Gilles Paris : Comme un porte bonheur. Souvent les romanciers sont les écrivains d’un seul roman qui les suit tout au long de leur carrière. Ils tentent de s’en échapper, de faire « mieux ». Mais les lecteurs les ramènent à ce livre phare. En 2013 la collection Etonnants Classiques a accepté Autobiographie d’une Courgette et le livre est entré dans les écoles de France. C’est génial tout ce qui arrive à ce livre, et par ricochet à moi…

Mamie Pétille : "Autobiographie d’une Courgette" a également ému des réalisateurs. Il été adapté une première fois en 2007 pour la télévision par Luc Béraud sous le titre "C’est mieux la vie quand on est grand" avec Daniel Rousseau dans le rôle du gendarme. A son tour Claude Barras (qui avoue avoir eu "un véritable coup de foudre" pour votre histoire) a souhaité le porter à l’écran. Ainsi est né "Ma vie de Courgette", actuellement au cinéma. Quels ont été respectivement vos rôles dans ces adaptations cinématographiques ?

Gilles Paris : Je n’ai eu aucun rôle dans ces adaptations. J’adore qu’on s’empare de mes univers. Je suppose que Luc Béraud, tout comme Claude Barras avaient des raisons tout à fait personnelles de les adapter. Ce qui est légitime. Je n’ai pas du tout envie de m’en mêler. Je n’en ai ni le temps, ni l’envie. C’est vrai que j’ai eu de la chance et que cela a donné deux adaptations très différentes. Je les aime toutes les deux, même si j’ai une préférence pour celle de Claude Barras qui est un bijou rare, serti d’émotions pures.

Mamie Pétille : Qu’avez-vous ressenti la première fois que vous avez vu le film ?

Gilles Paris : J’ai vu le film de Claude Barras en avril. Je me suis recroquevillé dans mon fauteuil comme un gamin, j’ai ri et j’ai pleuré. (Je pleure très facilement en regardant un film)

Mamie Pétille : Est-ce que d’autres romans vont faire l’objet d’une adaptation ?

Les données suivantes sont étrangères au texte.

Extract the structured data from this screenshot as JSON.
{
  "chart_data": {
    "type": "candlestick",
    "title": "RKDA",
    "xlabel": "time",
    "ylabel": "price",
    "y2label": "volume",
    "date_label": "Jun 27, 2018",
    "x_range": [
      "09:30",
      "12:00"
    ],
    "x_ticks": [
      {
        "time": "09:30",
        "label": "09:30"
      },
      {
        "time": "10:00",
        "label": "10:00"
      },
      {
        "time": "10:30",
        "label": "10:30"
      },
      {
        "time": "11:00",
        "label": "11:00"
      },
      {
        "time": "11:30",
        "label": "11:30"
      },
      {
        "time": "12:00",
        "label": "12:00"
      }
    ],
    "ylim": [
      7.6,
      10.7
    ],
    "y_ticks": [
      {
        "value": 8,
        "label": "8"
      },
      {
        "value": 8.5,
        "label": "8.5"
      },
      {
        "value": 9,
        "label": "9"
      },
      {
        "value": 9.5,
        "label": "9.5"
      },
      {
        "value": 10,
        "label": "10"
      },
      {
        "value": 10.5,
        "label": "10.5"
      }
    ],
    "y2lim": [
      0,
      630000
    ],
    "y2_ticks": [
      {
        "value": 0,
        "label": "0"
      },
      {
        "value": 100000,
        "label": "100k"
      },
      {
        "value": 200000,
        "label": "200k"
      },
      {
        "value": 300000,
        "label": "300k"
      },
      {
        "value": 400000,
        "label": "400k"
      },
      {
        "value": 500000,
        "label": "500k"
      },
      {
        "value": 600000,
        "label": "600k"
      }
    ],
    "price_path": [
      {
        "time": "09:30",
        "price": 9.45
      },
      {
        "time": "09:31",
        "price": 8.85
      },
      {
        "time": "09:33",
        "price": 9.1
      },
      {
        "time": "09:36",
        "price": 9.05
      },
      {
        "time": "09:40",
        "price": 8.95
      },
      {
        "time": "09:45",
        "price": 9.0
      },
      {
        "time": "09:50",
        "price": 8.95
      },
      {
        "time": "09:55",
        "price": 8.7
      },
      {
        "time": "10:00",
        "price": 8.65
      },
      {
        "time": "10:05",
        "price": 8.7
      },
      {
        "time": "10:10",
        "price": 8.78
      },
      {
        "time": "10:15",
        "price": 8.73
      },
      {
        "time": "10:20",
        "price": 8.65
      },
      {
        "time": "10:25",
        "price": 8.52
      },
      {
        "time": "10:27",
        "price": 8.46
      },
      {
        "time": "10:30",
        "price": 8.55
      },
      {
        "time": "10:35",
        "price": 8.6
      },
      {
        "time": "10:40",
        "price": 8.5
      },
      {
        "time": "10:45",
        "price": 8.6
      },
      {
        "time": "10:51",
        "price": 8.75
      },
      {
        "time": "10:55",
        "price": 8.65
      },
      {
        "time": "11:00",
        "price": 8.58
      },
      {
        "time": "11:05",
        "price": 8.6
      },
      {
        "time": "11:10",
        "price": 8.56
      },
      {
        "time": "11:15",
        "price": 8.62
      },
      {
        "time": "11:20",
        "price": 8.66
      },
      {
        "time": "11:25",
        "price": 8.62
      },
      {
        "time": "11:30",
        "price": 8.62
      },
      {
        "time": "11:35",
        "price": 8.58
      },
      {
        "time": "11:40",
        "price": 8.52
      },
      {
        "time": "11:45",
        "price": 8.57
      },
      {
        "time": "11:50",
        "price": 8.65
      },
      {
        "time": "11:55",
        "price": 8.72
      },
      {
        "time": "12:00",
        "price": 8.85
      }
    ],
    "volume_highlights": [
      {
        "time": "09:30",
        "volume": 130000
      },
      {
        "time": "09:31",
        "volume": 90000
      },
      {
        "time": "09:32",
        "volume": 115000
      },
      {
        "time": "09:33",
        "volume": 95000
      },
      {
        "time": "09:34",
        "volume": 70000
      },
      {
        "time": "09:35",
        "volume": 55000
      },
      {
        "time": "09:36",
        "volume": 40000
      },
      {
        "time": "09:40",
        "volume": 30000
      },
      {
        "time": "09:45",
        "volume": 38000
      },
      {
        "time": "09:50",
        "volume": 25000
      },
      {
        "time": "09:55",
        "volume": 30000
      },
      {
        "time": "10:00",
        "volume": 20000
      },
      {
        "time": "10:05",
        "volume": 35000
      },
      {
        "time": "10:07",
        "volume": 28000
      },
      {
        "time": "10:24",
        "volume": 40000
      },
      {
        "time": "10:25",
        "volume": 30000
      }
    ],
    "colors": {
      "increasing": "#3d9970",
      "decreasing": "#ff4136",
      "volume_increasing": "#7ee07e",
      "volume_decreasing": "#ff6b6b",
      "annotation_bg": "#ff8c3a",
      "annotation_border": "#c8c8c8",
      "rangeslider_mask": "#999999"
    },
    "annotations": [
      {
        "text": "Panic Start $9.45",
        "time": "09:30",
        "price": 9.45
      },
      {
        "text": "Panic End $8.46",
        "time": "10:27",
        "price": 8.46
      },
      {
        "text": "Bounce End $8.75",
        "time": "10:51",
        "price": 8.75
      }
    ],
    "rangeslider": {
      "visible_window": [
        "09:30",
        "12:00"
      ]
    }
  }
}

Gilles Paris : J’espère qu’avec l’accueil et le succès de Ma vie de Courgette, certains producteurs vont s’intéresser à mes livres. Le langage de l’enfant est très imagé, et je pense que mes romans comme Au pays des kangourous et L’été des lucioles sont tout à fait adaptables. Je me fie à mon instinct, on verra bien !

Mamie Pétille : Vous écrivez en ce moment ? En avez-vous terminé avec l’enfance ?

Gilles Paris : Je viens de finir un nouveau roman Le vertige des falaises qui paraitra début avril 2017 chez Plon. Il est très différent de mes autres livres, mais j’y garde la poésie et le romanesque. Ce n’est plus un enfant qui s’exprime, mais une adolescente très rebelle, un peu peste, dans un univers très hitchcockien. Mais je n’en ai certainement pas fini avec l’enfance. Je sais que j’y reviendrais.